Mafia e pandemia, la riflessione della Direzione Investigativa Antimafia

L’ultima Relazione semestrale della Direzione Investigativa Antimafia si sofferma, e non poteva essere altrimenti, sugli effetti della pandemia sull’andamento della criminalità organizzata. Negli ultimi mesi del 2020 il perdurare dell’emergenza pandemica ha marcato le conseguenze negative sul sistema sociale ed economico italiano originate dalle misure rese necessarie per contenere la diffusione del contagio. Misure che hanno continuato ad imporre limitazioni agli spostamenti e allo svolgimento delle attività di importanti comparti produttivi come quello commerciale, turistico-ricreativo e della ristorazione. Ed è qui, insieme ad altri varchi, che si insinua la criminalità organizzata. Si legge nella Relazione: «Della difficoltà finanziarie delle imprese potrebbero approfittare le organizzazioni malavitose, per altro sempre più orientate verso una sorta di metamorfosi evolutiva volta a ridurre le strategie cruente per concentrarsi progressivamente sulla silente infiltrazione del sistema imprenditoriale. I sodalizi mafiosi, infatti, potrebbero utilizzare le ingenti risorse liquide illecitamente acquisite per “aiutare” privati e aziende in difficoltà al fine di rilevare o asservire le imprese in crisi finanziaria».

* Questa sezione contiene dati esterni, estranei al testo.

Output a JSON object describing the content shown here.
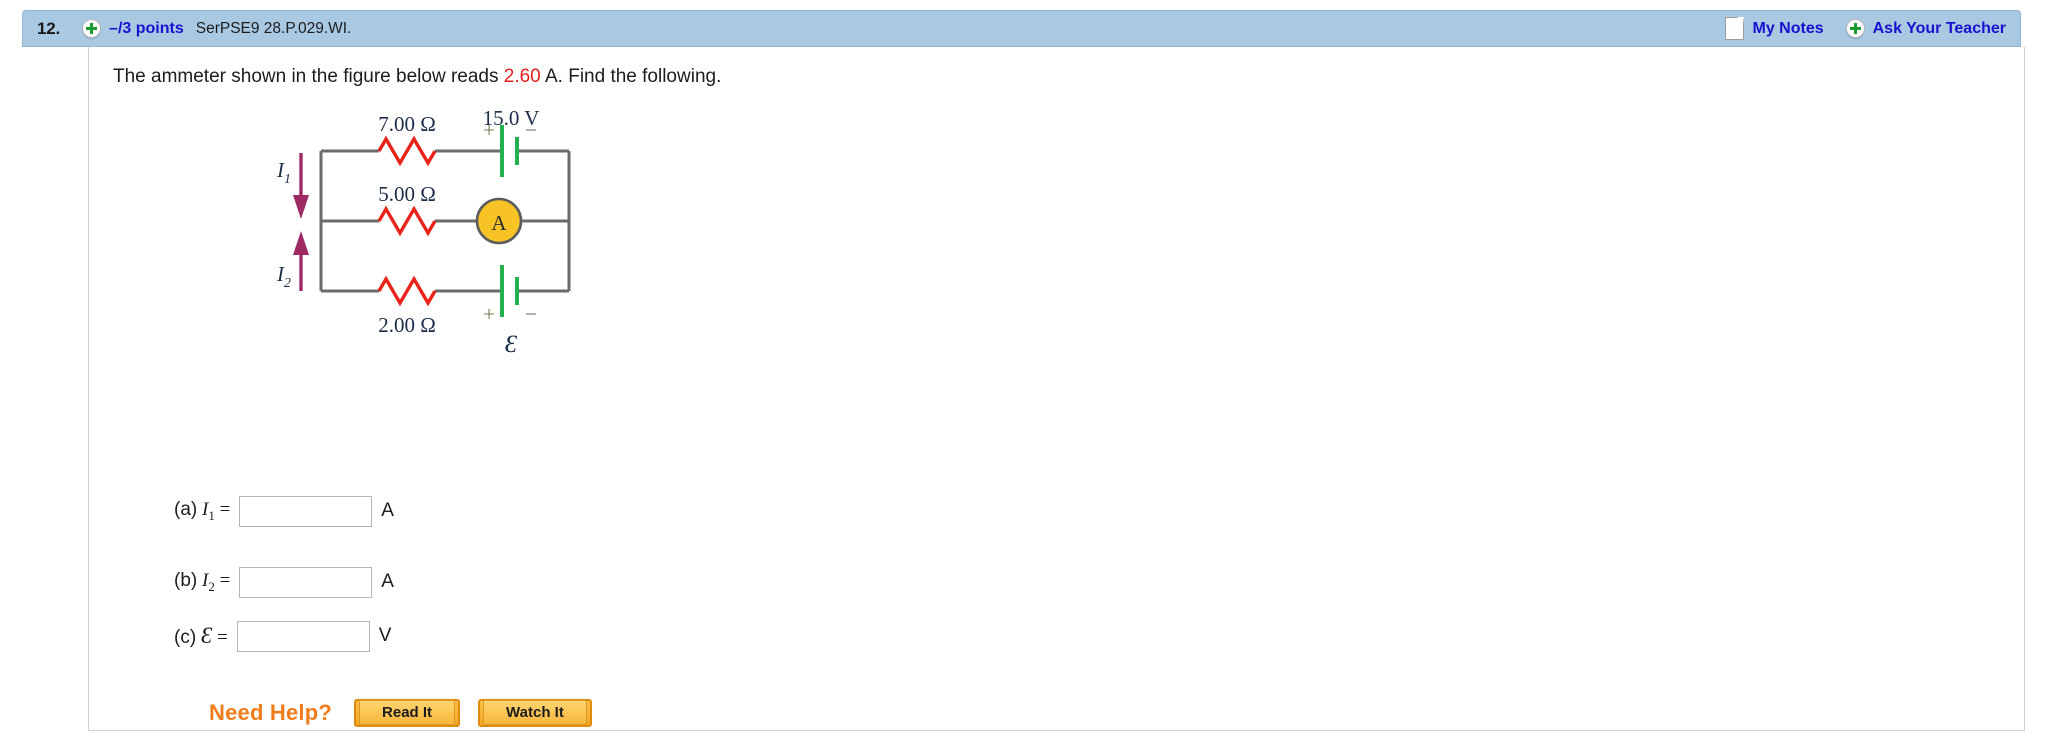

La criminalità organizzata, si sa, è pronta a cogliere e a tradurre in proprio vantaggio le occasioni malsane scaturite dai mutamenti sociali e dai momenti di crisi.

L’analisi di tale strategia mafiosa, riferita al periodo del lockdown, ha mostrato che le organizzazioni mafiose si sono mosse con una tattica tesa a consolidare il controllo del territorio anche attraverso il cavalcare la crisi economica, la perdita di lavoro, le difficoltà per le attività commerciali dovute alla chiusura, tutti fattori che, come sottolineato da più parti, sono un viatico per le imprese criminali; imprese che, tra l’altro, sono anche protese a penetrare nella cosiddetta Covid economy, ovvero nelle nuove aree connesse alle filiere produttive o ai servizi legati alla pandemia.

Il Procuratore Nazionale Antimafia, Federico Cafiero De Raho, come riporta la Relazione riprendendo una dichiarazione rilasciata all’Adnkronos, ha sottolineato che: «La modernizzazione delle mafie si completa nel reinvestire capitali in soggetti economici deboli; in quei soggetti che non trovano più un accesso al credito bancario per la crisi. Le mafie non hanno bisogno di firmare atti, non hanno bisogno di documenti; al contrario occultano comportamenti illeciti con lo schermo di soggetti solo apparentemente sani, entrano così nel mercato dell’economia legale. Questo è veramente preoccupante. A tutto questo si risponde con le segnalazioni dal territorio, dalle stesse associazioni di categoria, con la segnalazione delle transazioni sospette».

Nel corso dell’emergenza sanitaria, la tendenza della criminalità organizzata a penetrare in modo sistematico il tessuto economico e sociale si sarebbe, dunque, ulteriormente evidenziata. «Si tratta infatti – continua la Relazione – di una strategia criminale che in un periodo di grave crisi offrirebbe alle organizzazioni l’occasione sia di poter rilevare a buon mercato imprese in difficoltà, sia di accaparrarsi le risorse pubbliche stanziate per fronteggiare l’emergenza sanitaria. Con questa capacità imprenditoriale le mafie potrebbero rivolgere le proprie attenzioni operative verso i fondi comunitari che giungeranno a breve grazie alle iniziative del Governo per assicurare un tempestivo sostegno economico in favore delle categorie più colpite dalle restrizioni rese necessarie dalla nota emergenza sanitaria».

Rischi potenziali che ancorché non si siano ancora tradotti in evidenze giudiziarie significative, devono indirizzare l’analisi investigativa verso quelle attività protese ad

intercettare sul nascere le nuove minacce, anche per la sicurezza nazionale, e ad approntare un’efficace azione di prevenzione.